Brushing your teeth with the remains of dead stars

Chuck Bednar for redOrbit.com – Your Universe Online
While it may not have an out-of-this-world taste, the toothpaste that helps keep our molars and bicuspids healthy does contain an element that was likely originally formed billions of years in long-dead stars similar to our sun, according to a new study.
As researchers from Sweden’s Lund University and colleagues from the US and Ireland reported in a recent edition of The Astrophysical Journal, the element fluorine (which, through gaining an electron, becomes fluoride) is found in products such as toothpaste and chewing gum, but its origins have long been somewhat of a mystery.
There have been three preeminent theories about how the chemical element was created, and the findings of the new study support the one which claims that it was formed in giant red stars at the end of their life cycles. Our sun and planets were made from materials from these dead stars, and likewise, the fluorine in our toothpaste might have been created from the sun’s ancestors.
According to Mashable, astronomers are able to determine a star’s chemical makeup by examining the light it emits through a process known as spectroscopy. Different elements absorb wavelengths of light and appear as unique markers on a spectrum. The authors of the new study used a telescope in Hawaii and a new instrument capable of analyzing infrared in order to spot the fluorine-producing stars, the website added.

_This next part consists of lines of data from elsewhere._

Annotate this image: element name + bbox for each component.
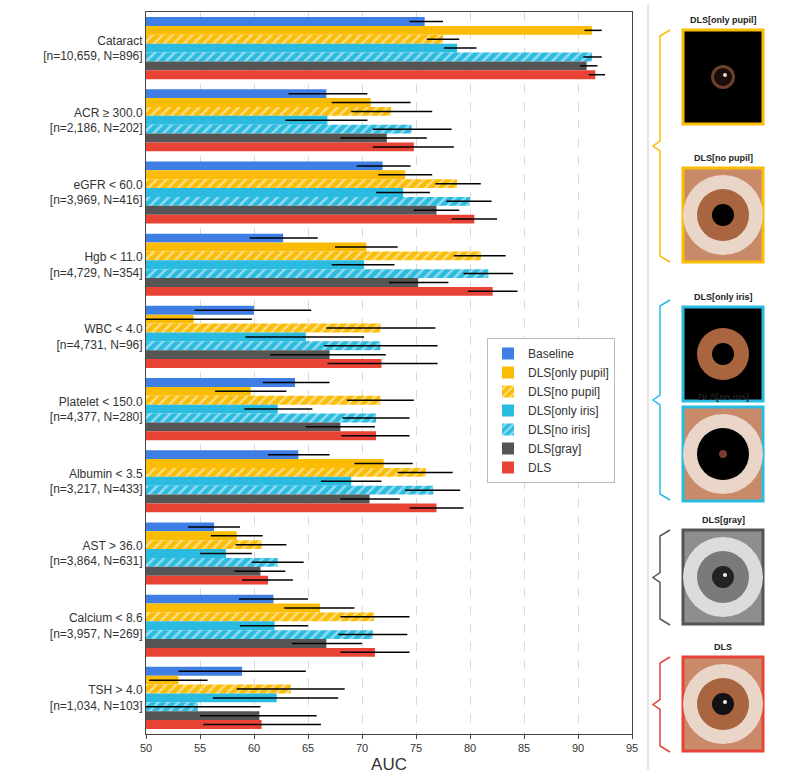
svg-text:TSH > 4.0[n=1,034, N=103]: TSH > 4.0[n=1,034, N=103]: [50, 683, 143, 713]
svg-text:ACR ≥ 300.0[n=2,186, N=202]: ACR ≥ 300.0[n=2,186, N=202]: [50, 106, 143, 136]
svg-text:80: 80: [464, 742, 476, 754]
svg-text:DLS[gray]: DLS[gray]: [702, 515, 745, 525]
svg-text:90: 90: [572, 742, 584, 754]
svg-text:DLS[no pupil]: DLS[no pupil]: [528, 385, 600, 399]
svg-text:Hgb < 11.0[n=4,729, N=354]: Hgb < 11.0[n=4,729, N=354]: [50, 250, 143, 280]
svg-text:50: 50: [140, 742, 152, 754]
svg-text:DLS[no pupil]: DLS[no pupil]: [694, 153, 753, 163]
svg-text:95: 95: [626, 742, 638, 754]
svg-text:Calcium < 8.6[n=3,957, N=269]: Calcium < 8.6[n=3,957, N=269]: [50, 611, 143, 641]
svg-text:Albumin < 3.5[n=3,217, N=433]: Albumin < 3.5[n=3,217, N=433]: [50, 467, 143, 497]
svg-text:75: 75: [410, 742, 422, 754]
svg-text:eGFR < 60.0[n=3,969, N=416]: eGFR < 60.0[n=3,969, N=416]: [50, 178, 143, 208]
svg-text:Platelet < 150.0[n=4,377, N=28: Platelet < 150.0[n=4,377, N=280]: [50, 395, 143, 425]
svg-text:DLS[only iris]: DLS[only iris]: [694, 292, 753, 302]
svg-text:AST > 36.0[n=3,864, N=631]: AST > 36.0[n=3,864, N=631]: [50, 539, 143, 569]
svg-text:DLS[no iris]: DLS[no iris]: [528, 423, 590, 437]
svg-text:60: 60: [248, 742, 260, 754]
svg-text:70: 70: [356, 742, 368, 754]
svg-text:DLS[gray]: DLS[gray]: [528, 442, 581, 456]
svg-text:DLS[only pupil]: DLS[only pupil]: [528, 366, 609, 380]
svg-text:65: 65: [302, 742, 314, 754]
svg-text:DLS[only iris]: DLS[only iris]: [528, 404, 599, 418]
svg-text:DLS[only pupil]: DLS[only pupil]: [690, 15, 757, 25]
svg-text:DLS: DLS: [714, 642, 732, 652]
svg-text:55: 55: [194, 742, 206, 754]
svg-text:Cataract[n=10,659, N=896]: Cataract[n=10,659, N=896]: [43, 34, 143, 64]
svg-text:AUC: AUC: [371, 755, 407, 774]
svg-text:WBC < 4.0[n=4,731, N=96]: WBC < 4.0[n=4,731, N=96]: [57, 322, 143, 352]
svg-text:DLS[no iris]: DLS[no iris]: [698, 392, 749, 402]
svg-text:Baseline: Baseline: [528, 347, 574, 361]
svg-text:85: 85: [518, 742, 530, 754]
svg-text:DLS: DLS: [528, 461, 551, 475]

Nils Ryde, an astronomy lecturer from Lund University, doctoral student Henrik Jönsson and scientists from Trinity College, the University of California, Davis and the National Optical Astronomy Observatory in Arizona analyzed stars formed at different points in the history of the universe to see if their fluorine content correlated with predictions of their theory.
“Different chemical elements are formed at high pressure and temperature inside a star,” Lund University said in a statement. “Fluorine is formed towards the end of the star’s life, when it has expanded to become what is known as a red giant. The fluorine then moves to the outer parts of the star. After that, the star casts off the outer parts and forms a planetary nebula.”
Fluorine that is ejected as a part of this process mixes with other gases surrounding the stars in what is known as the interstellar medium, the university added. New planets and stars are then formed in the interstellar medium, and when those new stars die, it is once again enriched.
While other astronomers believe that the chemical element might originate from stellar winds or supernova explosions, Ryde’s team indicates that it is red giants that are the primary suppliers of the substance. However, the researchers plan to study other types of stars to see if fluorine might have been produced prior to the formation of red giants, during the earliest stages of the universe.
They also plan to use the same technique to study other types of environments, including those the close to the supermassive black hole located at the center of the Milky Way. There, the cycle of old stars dying and new ones forming happens far more quickly than it does around the sun, they explained, and by monitoring the fluorine levels in the stars there, Ryde said that they can determine whether or not the processes that form it are different in any way.